El brillo de la nostalgia se apagó en una sala de Yelmo Premium en Venezuela, no por falta de interés, sino por un fallo técnico digno de viralizarse en redes sociales. Durante la proyección del documental Hannah Montana: Especial 20 aniversario, que se encuentra disponible en Disney+, la cadena de cines exhibió accidentalmente el menú de la plataforma, revelando el método de reproducción y provocando la hilaridad del público. Un error que expone una creciente problemática: ¿es ético y técnicamente viable proyectar contenido de streaming en salas de Cine?
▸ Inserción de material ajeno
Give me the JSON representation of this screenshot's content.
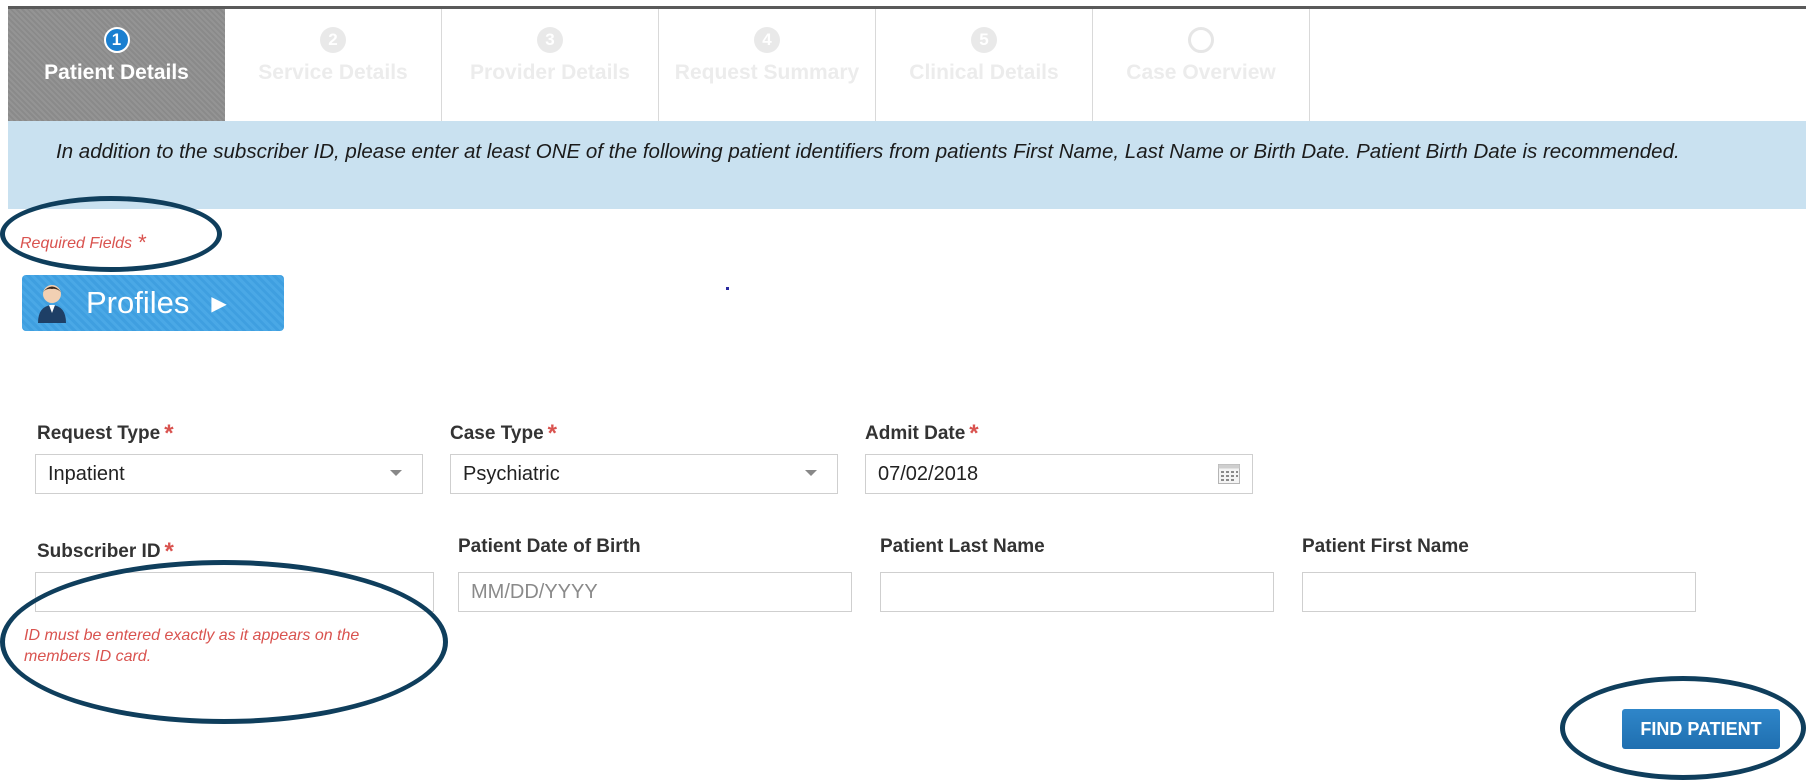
{
  "wizard": {
    "steps": [
      {
        "number": "1",
        "label": "Patient Details"
      },
      {
        "number": "2",
        "label": "Service Details"
      },
      {
        "number": "3",
        "label": "Provider Details"
      },
      {
        "number": "4",
        "label": "Request Summary"
      },
      {
        "number": "5",
        "label": "Clinical Details"
      },
      {
        "number": "",
        "label": "Case Overview"
      }
    ],
    "active_step": 1,
    "active_color": "#1a7fd0"
  },
  "info_banner": {
    "text": "In addition to the subscriber ID, please enter at least ONE of the following patient identifiers from patients First Name, Last Name or Birth Date. Patient Birth Date is recommended."
  },
  "required_note": {
    "text": "Required Fields",
    "star": "*"
  },
  "profiles_button": {
    "label": "Profiles",
    "icon": "user-avatar-icon",
    "arrow": "▶"
  },
  "form": {
    "request_type": {
      "label": "Request Type",
      "star": "*",
      "value": "Inpatient"
    },
    "case_type": {
      "label": "Case Type",
      "star": "*",
      "value": "Psychiatric"
    },
    "admit_date": {
      "label": "Admit Date",
      "star": "*",
      "value": "07/02/2018",
      "icon": "calendar-icon"
    },
    "subscriber_id": {
      "label": "Subscriber ID",
      "star": "*",
      "value": "",
      "hint": "ID must be entered exactly as it appears on the members ID card."
    },
    "patient_dob": {
      "label": "Patient Date of Birth",
      "value": "",
      "placeholder": "MM/DD/YYYY"
    },
    "patient_last_name": {
      "label": "Patient Last Name",
      "value": ""
    },
    "patient_first_name": {
      "label": "Patient First Name",
      "value": ""
    }
  },
  "find_patient_button": {
    "label": "FIND PATIENT"
  },
  "colors": {
    "required": "#d9534f",
    "banner": "#c9e1f0",
    "button": "#1f6fb0",
    "annotation_ring": "#0f3e5c"
  }
}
El menú de disney+ irrumpe en la pantalla grande

El incidente, documentado por el usuario @NachoEstrada78 en su cuenta de X (antes Twitter), muestra cómo, tras un fallo durante la reproducción, el personal del Cine intentó rebobinar la cinta. En lugar de un rebobinado limpio, el público se encontró con el menú de Disney+ en pantalla, un fallo que se agrava al aparecer posteriormente un mensaje de error de la plataforma, bloqueando la reproducción. La reacción del público fue una mezcla de risa y consternación, evidenciando la improvisación y la falta de preparación del equipo técnico.
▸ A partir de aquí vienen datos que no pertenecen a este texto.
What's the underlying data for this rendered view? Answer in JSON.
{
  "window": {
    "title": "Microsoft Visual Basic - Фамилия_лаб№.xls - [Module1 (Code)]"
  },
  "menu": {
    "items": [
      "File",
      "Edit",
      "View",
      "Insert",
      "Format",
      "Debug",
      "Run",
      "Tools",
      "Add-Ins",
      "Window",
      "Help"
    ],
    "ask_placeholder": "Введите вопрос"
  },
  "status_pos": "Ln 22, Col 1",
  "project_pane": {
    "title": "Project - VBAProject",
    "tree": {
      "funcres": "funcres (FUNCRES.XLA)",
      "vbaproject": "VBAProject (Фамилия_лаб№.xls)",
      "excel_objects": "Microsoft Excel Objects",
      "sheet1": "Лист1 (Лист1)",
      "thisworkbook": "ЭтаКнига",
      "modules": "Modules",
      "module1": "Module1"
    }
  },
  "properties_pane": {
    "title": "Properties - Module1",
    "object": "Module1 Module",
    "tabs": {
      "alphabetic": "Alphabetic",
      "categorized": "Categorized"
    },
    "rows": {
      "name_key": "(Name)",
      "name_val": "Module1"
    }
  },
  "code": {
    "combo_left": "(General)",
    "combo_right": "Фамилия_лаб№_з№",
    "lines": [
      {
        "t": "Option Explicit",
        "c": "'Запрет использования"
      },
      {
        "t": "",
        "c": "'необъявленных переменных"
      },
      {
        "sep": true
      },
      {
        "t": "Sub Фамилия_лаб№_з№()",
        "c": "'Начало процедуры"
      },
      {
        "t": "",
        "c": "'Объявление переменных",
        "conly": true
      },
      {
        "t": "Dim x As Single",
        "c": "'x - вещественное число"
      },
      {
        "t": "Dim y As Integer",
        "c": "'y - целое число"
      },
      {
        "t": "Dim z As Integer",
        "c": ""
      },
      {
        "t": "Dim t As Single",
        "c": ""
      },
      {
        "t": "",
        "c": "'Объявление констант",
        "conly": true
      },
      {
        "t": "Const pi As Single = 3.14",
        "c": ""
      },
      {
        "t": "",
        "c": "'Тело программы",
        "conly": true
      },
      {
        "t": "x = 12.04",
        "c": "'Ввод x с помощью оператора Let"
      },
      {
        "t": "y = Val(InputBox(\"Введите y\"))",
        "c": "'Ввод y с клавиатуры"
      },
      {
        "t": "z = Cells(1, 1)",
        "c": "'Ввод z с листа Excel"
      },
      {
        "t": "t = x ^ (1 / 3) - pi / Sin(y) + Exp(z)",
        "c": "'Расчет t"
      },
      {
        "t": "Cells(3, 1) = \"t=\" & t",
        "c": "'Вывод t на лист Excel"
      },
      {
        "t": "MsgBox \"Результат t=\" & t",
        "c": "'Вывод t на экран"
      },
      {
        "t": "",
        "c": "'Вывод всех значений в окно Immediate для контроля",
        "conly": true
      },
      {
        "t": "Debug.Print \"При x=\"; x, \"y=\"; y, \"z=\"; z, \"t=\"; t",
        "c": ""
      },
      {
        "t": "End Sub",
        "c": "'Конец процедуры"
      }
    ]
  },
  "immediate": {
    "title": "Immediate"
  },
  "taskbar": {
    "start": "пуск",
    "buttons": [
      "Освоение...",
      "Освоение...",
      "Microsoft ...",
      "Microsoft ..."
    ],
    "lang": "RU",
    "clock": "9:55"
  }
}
“Al margen de colar un contenido desde una plataforma, esto ocurre por no tener un personal cualificado que sepa cómo proceder para que no se vea en pantalla el lamentable proceso de rebobinado/fallo de la aplicación”, señaló Estrada en su publicación. Y no es un comentario aislado; otros usuarios han reportado incidentes similares en otras salas de Yelmo Premium, alimentando la duda sobre la viabilidad de esta práctica.

¿Una estrategia legítima o una chapuza tecnológica?
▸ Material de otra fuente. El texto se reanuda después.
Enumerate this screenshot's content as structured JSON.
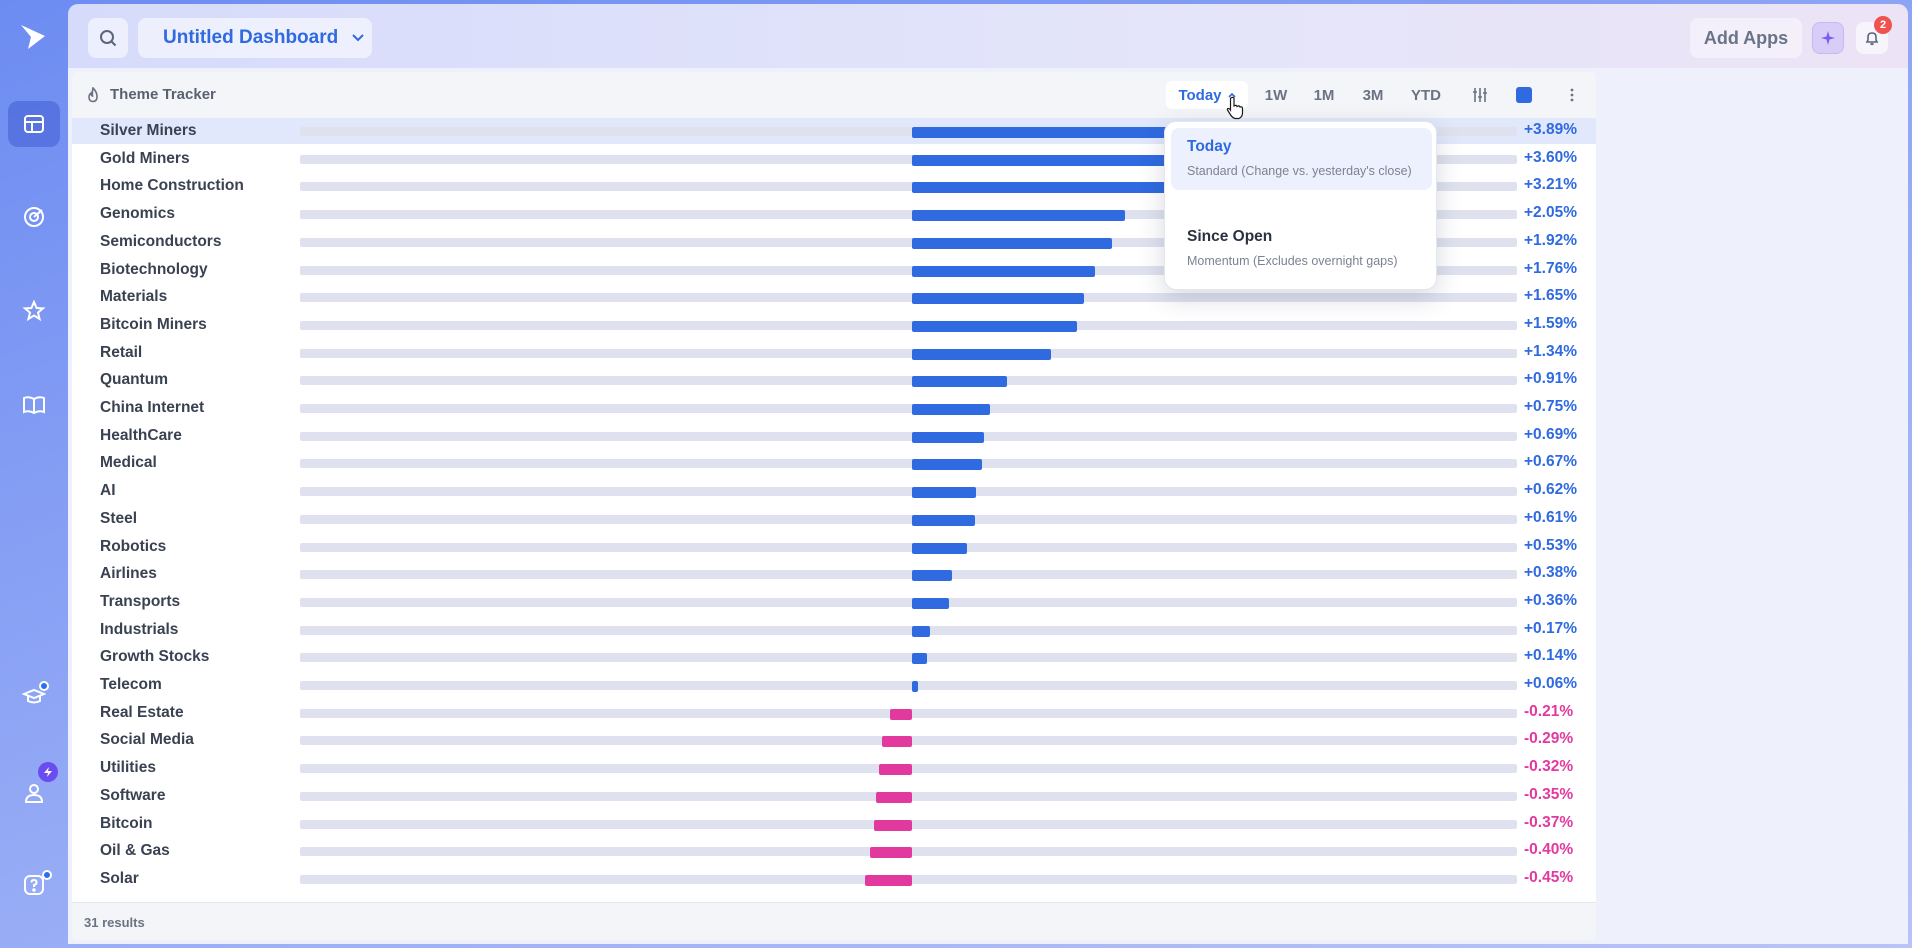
{
  "header": {
    "dashboard_title": "Untitled Dashboard",
    "add_apps_label": "Add Apps",
    "notifications_count": "2"
  },
  "widget": {
    "title": "Theme Tracker",
    "timeframes": [
      "Today",
      "1W",
      "1M",
      "3M",
      "YTD"
    ],
    "active_timeframe": "Today",
    "results_label": "31 results"
  },
  "dropdown": {
    "options": [
      {
        "label": "Today",
        "description": "Standard (Change vs. yesterday's close)",
        "selected": true
      },
      {
        "label": "Since Open",
        "description": "Momentum (Excludes overnight gaps)",
        "selected": false
      }
    ]
  },
  "colors": {
    "positive": "#2f6ae0",
    "negative": "#e2399f",
    "accent": "#2f6ae0"
  },
  "chart_data": {
    "type": "bar",
    "orientation": "horizontal",
    "units": "percent change",
    "xlim": [
      -5,
      5
    ],
    "rows": [
      {
        "name": "Silver Miners",
        "value": 3.89,
        "label": "+3.89%",
        "highlighted": true
      },
      {
        "name": "Gold Miners",
        "value": 3.6,
        "label": "+3.60%"
      },
      {
        "name": "Home Construction",
        "value": 3.21,
        "label": "+3.21%"
      },
      {
        "name": "Genomics",
        "value": 2.05,
        "label": "+2.05%"
      },
      {
        "name": "Semiconductors",
        "value": 1.92,
        "label": "+1.92%"
      },
      {
        "name": "Biotechnology",
        "value": 1.76,
        "label": "+1.76%"
      },
      {
        "name": "Materials",
        "value": 1.65,
        "label": "+1.65%"
      },
      {
        "name": "Bitcoin Miners",
        "value": 1.59,
        "label": "+1.59%"
      },
      {
        "name": "Retail",
        "value": 1.34,
        "label": "+1.34%"
      },
      {
        "name": "Quantum",
        "value": 0.91,
        "label": "+0.91%"
      },
      {
        "name": "China Internet",
        "value": 0.75,
        "label": "+0.75%"
      },
      {
        "name": "HealthCare",
        "value": 0.69,
        "label": "+0.69%"
      },
      {
        "name": "Medical",
        "value": 0.67,
        "label": "+0.67%"
      },
      {
        "name": "AI",
        "value": 0.62,
        "label": "+0.62%"
      },
      {
        "name": "Steel",
        "value": 0.61,
        "label": "+0.61%"
      },
      {
        "name": "Robotics",
        "value": 0.53,
        "label": "+0.53%"
      },
      {
        "name": "Airlines",
        "value": 0.38,
        "label": "+0.38%"
      },
      {
        "name": "Transports",
        "value": 0.36,
        "label": "+0.36%"
      },
      {
        "name": "Industrials",
        "value": 0.17,
        "label": "+0.17%"
      },
      {
        "name": "Growth Stocks",
        "value": 0.14,
        "label": "+0.14%"
      },
      {
        "name": "Telecom",
        "value": 0.06,
        "label": "+0.06%"
      },
      {
        "name": "Real Estate",
        "value": -0.21,
        "label": "-0.21%"
      },
      {
        "name": "Social Media",
        "value": -0.29,
        "label": "-0.29%"
      },
      {
        "name": "Utilities",
        "value": -0.32,
        "label": "-0.32%"
      },
      {
        "name": "Software",
        "value": -0.35,
        "label": "-0.35%"
      },
      {
        "name": "Bitcoin",
        "value": -0.37,
        "label": "-0.37%"
      },
      {
        "name": "Oil & Gas",
        "value": -0.4,
        "label": "-0.40%"
      },
      {
        "name": "Solar",
        "value": -0.45,
        "label": "-0.45%"
      }
    ]
  }
}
¿Una estrategia legítima o una chapuza tecnológica?

La tendencia de proyectar contenido de streaming en cines, como en el caso de Hannah Montana, ha ganado terreno en los últimos meses, impulsada por la popularidad de las plataformas de suscripción. Sin embargo, este incidente pone en tela de juicio la legitimidad de esta estrategia. Las compañías facilitan copias de sus productos a las salas, pero la tecnología utilizada para proyectarlas parece, en algunos casos, carecer de la robustez necesaria para evitar este tipo de fallos embarazosos. La pregunta que surge es inevitable: ¿estamos asistiendo a una solución rápida y poco profesional para capitalizar la demanda de contenido, o a un modelo sostenible a largo plazo?

Más allá de la anécdota humorística, el caso de Hannah Montana refleja una desconexión entre la promesa de la experiencia cinematográfica y la realidad de una tecnología en constante evolución. Un recordatorio de que la magia del Cine, a menudo, depende de detalles técnicos que, si fallan, pueden convertir la nostalgia en un bochorno público.